Overall, although high-profile partnerships (like its recent collaboration with Kim Kardashian) will help the company stand out, it “needs to balance investment in growth strategies with progress towards sustainable profitability and long-term earnings,” she said.
On the earnings call, investors will want greater clarity on scalability and the prospect of certain restaurant partnerships, like McDonald’s McPlant rollout, as food-service revenue severely lags retail.

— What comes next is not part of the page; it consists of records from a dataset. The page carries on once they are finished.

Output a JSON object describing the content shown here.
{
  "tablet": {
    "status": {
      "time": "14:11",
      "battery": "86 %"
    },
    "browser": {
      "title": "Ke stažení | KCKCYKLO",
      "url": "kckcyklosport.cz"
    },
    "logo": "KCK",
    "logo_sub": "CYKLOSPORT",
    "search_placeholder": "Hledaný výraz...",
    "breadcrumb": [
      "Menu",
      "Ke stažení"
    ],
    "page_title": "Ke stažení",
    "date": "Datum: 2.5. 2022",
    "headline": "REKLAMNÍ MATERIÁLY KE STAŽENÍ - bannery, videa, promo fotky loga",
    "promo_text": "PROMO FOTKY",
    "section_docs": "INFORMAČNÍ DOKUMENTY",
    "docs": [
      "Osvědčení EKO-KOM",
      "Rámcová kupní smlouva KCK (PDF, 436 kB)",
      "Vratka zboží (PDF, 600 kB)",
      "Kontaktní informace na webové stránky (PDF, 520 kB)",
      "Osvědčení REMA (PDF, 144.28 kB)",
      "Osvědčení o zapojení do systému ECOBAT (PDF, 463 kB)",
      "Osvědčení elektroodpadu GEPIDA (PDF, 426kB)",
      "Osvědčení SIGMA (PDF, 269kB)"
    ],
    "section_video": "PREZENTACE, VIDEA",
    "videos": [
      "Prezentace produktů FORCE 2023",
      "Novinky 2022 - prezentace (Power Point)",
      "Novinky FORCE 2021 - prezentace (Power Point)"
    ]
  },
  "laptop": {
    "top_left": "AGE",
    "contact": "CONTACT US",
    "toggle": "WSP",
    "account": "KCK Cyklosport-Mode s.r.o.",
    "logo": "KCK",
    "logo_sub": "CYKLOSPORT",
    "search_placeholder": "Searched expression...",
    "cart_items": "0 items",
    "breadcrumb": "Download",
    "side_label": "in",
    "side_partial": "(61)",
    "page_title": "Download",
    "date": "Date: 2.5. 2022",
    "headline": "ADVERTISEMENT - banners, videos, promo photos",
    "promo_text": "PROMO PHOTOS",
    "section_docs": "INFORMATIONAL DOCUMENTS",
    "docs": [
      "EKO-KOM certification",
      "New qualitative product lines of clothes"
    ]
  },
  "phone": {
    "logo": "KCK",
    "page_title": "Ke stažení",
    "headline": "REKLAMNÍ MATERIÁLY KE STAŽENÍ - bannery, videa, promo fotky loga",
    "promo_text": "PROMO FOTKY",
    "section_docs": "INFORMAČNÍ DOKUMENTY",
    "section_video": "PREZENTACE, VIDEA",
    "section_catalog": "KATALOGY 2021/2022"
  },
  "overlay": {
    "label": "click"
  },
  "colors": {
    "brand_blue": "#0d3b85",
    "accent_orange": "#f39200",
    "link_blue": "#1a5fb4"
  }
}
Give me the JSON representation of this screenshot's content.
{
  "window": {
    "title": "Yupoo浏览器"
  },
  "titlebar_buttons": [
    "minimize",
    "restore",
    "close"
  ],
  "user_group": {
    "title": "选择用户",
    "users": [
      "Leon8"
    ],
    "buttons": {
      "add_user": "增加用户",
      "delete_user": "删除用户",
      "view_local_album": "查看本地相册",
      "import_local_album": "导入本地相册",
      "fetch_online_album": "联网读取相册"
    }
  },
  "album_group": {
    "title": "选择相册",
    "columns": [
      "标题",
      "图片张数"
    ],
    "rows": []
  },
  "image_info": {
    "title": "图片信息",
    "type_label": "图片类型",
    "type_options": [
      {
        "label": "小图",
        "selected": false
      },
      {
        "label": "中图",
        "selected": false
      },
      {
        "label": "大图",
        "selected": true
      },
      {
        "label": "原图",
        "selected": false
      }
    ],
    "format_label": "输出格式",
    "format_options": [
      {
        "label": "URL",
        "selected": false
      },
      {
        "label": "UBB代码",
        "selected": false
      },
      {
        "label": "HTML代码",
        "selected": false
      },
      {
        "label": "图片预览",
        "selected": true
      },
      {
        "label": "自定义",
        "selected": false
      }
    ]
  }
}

Recent reports from BTIG and JPMorgan indicated that the McPlant received lukewarm demand in its most recent US test. At this point, there have not been any announcements on additional tests or a nationwide launch for the menu item.
A few bright spots that Beyond Meat could capitalize on in the quarters to come include an uptick in international revenue growth, as well as an increase in innovative restaurant partnerships and wider distribution points in grocery stores.
The outlook for plant-based food alternatives remains bright, however, as the category leans on innovation, while also increasing production, lowering costs, and adjusting recipes to embrace consumer preferences.
Competition in the plant-based sector has exploded over the past several years — from lab-grown meat to fungi-based products. The increased competition has played a significant role in some of Beyond Meat’s recent struggles.
The plant based category’s global retail sales are estimated to reach $166 billion by 2031, or 10.6% of the expected $2.2 trillion protein market.